Another important aspect addressed in the document relates to changes to the software already placed on the market and change notification requirements. The HSA acknowledges that the software could be subject to numerous changes during its life cycle. According to the guidance, such changes could be intended to:

  • Correct faults; 
  • Improve the software functionality and performance to meet customer demands, and
  • Ensure the safety and effectiveness of the device are not compromised. 

About the changes to the software, the regulating authority applies a risk-based approach which provides that the regulatory requirements to be followed should depend on the significance of changes. As it is described in the guidance, significant changes would trigger a rigorous assessment which is reasonably necessary to ensure such changes would not adversely impact the safety and performance of the product. At the same time, even minor changes considered as non-significant should still be communicated to the regulating authority by the virtue of the respective notification. The HSA also mentions that in certain cases such a notification could contain information about several changes. It is also allowed to submit information about minor changes when applying for review for significant changes requiring additional attention. Under the general rule, a notification on changes should be submitted no later than in 6 months from the date such changes were implemented. Should a notification cover several changes, this period should be calculated from the date the first changes described in the notification were implemented. Additionally, all the changes should be duly recorded by the respective record-keeping requirements, so the manufacturer should have in place all the documents related to changes implemented. 

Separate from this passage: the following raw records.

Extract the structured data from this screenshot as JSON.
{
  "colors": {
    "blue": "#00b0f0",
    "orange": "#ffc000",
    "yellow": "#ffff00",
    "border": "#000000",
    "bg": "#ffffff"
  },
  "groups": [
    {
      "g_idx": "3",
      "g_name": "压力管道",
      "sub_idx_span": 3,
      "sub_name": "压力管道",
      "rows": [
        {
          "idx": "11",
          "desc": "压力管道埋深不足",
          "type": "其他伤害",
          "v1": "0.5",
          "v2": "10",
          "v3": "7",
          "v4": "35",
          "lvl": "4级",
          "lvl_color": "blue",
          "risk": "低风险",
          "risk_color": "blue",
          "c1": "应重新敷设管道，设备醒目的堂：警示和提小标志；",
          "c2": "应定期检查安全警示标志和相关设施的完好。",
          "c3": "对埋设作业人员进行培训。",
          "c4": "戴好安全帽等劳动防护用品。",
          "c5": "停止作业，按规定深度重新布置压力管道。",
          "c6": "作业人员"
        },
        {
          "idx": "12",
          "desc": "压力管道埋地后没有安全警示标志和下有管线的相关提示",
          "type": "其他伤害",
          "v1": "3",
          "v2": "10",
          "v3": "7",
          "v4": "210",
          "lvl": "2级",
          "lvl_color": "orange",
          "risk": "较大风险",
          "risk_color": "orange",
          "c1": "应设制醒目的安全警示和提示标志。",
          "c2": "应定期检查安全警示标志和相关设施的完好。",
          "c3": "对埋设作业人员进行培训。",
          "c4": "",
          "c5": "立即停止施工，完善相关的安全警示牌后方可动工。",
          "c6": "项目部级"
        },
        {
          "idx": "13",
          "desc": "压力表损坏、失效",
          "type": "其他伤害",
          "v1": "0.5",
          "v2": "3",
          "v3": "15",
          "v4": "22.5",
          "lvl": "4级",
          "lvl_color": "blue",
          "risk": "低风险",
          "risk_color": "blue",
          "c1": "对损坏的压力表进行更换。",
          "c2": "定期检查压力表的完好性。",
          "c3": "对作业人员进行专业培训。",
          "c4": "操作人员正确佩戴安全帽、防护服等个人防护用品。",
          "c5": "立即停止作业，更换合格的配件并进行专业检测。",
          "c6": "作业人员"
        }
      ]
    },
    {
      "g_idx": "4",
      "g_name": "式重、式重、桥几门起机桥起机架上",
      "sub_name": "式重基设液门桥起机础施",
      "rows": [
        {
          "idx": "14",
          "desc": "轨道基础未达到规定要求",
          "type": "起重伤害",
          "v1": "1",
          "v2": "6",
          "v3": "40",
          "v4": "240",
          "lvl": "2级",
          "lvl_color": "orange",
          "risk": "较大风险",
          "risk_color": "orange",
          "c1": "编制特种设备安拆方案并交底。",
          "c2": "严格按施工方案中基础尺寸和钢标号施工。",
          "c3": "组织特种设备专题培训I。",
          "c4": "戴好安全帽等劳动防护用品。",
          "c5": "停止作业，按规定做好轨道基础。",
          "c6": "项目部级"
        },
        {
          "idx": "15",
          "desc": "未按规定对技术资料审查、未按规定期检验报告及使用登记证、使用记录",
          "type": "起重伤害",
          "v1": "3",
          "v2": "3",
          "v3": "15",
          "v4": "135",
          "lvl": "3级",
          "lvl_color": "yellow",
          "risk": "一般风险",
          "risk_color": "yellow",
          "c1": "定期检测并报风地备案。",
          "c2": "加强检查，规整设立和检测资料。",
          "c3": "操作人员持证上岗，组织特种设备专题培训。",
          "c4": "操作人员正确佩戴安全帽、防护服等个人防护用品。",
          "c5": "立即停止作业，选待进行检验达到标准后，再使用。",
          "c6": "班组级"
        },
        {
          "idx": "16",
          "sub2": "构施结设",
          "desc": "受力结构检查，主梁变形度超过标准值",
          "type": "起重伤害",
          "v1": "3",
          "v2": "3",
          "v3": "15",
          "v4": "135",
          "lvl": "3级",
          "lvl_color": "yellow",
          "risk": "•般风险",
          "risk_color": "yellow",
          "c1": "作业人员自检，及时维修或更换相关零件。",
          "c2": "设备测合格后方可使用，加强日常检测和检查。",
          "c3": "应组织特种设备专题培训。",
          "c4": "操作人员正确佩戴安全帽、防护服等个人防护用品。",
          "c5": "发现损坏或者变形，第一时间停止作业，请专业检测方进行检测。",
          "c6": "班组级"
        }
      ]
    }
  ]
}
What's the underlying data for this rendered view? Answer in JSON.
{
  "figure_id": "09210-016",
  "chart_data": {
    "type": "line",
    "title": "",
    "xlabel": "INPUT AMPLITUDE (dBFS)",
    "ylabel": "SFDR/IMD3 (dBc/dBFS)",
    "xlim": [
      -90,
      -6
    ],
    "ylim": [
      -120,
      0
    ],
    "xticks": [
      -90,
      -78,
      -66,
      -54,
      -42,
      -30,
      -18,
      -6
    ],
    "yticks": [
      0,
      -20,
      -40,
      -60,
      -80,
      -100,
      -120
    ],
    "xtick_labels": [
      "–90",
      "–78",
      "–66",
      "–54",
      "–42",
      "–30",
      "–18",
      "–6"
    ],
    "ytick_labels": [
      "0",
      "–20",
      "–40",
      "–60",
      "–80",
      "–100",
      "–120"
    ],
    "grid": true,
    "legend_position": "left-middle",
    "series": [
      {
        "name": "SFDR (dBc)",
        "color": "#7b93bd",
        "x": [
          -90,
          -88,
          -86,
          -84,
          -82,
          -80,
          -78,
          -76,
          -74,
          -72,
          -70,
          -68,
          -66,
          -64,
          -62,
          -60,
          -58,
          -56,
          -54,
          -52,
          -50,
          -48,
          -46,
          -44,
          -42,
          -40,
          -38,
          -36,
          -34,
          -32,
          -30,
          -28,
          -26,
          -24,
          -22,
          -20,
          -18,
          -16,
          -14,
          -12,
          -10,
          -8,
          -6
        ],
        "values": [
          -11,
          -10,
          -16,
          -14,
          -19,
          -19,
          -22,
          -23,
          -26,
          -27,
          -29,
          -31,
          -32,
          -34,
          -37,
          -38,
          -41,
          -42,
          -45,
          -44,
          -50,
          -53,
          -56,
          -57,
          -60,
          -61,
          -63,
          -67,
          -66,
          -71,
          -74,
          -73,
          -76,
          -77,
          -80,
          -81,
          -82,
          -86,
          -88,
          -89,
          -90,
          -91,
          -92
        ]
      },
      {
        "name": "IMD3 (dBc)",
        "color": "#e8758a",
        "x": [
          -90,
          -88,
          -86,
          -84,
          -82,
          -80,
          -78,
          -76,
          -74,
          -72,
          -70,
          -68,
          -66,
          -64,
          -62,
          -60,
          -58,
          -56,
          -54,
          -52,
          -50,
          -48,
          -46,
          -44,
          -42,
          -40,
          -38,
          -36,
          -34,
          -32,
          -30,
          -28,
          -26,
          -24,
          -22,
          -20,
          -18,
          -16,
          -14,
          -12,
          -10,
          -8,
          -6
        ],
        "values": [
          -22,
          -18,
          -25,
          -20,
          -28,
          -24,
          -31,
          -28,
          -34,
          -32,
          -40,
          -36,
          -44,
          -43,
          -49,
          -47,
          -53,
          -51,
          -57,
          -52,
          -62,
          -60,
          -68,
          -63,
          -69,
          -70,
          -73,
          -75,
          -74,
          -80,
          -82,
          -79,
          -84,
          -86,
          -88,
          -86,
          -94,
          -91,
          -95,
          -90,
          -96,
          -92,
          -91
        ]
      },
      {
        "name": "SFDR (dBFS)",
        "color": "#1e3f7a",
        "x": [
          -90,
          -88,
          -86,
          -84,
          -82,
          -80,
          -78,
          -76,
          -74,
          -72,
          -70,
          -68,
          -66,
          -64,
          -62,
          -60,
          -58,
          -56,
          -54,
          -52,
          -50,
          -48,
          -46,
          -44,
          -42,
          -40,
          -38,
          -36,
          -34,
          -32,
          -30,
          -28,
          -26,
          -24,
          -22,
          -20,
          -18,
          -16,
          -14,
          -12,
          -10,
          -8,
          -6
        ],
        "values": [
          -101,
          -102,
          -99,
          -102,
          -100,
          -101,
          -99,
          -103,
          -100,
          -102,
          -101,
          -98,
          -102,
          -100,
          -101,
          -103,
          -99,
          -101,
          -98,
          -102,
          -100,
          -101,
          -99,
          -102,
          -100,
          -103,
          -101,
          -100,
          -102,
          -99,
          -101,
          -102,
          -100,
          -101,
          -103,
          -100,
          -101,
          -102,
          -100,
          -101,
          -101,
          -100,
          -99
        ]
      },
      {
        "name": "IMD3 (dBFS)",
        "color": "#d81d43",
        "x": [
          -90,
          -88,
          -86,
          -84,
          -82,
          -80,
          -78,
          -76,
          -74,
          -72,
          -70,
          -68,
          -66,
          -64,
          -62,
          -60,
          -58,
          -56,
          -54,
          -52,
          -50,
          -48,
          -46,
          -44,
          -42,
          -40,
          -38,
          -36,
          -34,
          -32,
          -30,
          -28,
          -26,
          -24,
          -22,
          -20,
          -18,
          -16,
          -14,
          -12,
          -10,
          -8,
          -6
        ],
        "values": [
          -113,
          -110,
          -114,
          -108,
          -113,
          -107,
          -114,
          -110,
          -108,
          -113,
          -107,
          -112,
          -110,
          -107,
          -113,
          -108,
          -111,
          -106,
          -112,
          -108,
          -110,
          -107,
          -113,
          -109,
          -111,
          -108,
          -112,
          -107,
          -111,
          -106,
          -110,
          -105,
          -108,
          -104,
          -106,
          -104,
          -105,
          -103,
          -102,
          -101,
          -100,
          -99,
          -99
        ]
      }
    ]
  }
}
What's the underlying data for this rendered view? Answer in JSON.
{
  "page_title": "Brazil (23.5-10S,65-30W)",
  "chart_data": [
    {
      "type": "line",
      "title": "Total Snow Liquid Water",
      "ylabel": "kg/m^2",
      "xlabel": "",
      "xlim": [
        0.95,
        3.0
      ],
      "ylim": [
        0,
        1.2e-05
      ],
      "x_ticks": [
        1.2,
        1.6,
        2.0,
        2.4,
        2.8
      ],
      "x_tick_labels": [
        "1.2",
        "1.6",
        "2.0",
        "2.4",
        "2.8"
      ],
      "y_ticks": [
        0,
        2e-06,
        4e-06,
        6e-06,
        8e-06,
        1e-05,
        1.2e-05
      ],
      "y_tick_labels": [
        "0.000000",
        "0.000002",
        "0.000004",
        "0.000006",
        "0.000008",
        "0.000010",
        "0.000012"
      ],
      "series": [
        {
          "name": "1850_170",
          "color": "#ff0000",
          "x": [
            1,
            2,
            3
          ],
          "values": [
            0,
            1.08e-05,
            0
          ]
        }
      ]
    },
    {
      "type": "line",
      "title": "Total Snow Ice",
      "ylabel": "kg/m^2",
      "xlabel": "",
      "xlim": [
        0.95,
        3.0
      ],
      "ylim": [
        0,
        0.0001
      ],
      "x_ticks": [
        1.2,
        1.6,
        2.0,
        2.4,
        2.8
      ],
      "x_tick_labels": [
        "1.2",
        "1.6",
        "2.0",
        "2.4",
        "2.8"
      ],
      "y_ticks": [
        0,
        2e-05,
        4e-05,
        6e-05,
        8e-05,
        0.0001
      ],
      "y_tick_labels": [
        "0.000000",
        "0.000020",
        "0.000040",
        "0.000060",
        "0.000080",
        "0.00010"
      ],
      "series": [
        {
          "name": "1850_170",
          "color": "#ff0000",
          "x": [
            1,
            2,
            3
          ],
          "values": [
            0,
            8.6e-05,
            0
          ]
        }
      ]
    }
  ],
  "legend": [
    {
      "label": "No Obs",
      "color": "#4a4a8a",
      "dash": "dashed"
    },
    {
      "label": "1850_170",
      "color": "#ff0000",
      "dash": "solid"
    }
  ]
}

The present HSA guidance also outlines the scope of changes that are not eligible for bundling. According to the guidance, these changes include the ones related to:

  • Artificial Intelligence (AI) based devices (e.g. machine learning, neural networks, and natural language processing); and
  • AE/FSCA. 

To assist medical device manufacturers in interpreting and following the regulatory requirements on change notification addressed herein, the guidance also provides detailed flow charts describing the way the category of changes should be determined depending on the type of software in question. According to the flowcharts, the most important aspects to be considered when determining the regulatory status of the changes and the particular requirements to be applied include, inter alia, the following ones:

  • Changes to an algorithm the software is based on,
  • In addition of new features or software applications,
  • Addition or removal of alarm function,
  • The way and extent to which the changes in question impact the performance of the software, 
  • Change in the operating system,
  • The way the change is subject to review impacts the control of the device.

The flowchart describes the approach to be applied in each of the cases depending on the aspects described hereinabove. 

In summary, the present HSA guidance addresses the most important aspects related to the general requirements the parties involved in operations with software medical devices should follow depending on the particular type of activity they are undertaking (in terms of licensing and compliance with the applicable international standards). The document also provides additional clarifications regarding existing requirements on change notification concerning modifications to the software already placed on the market and describes the way the regulatory status of such changes should be determined.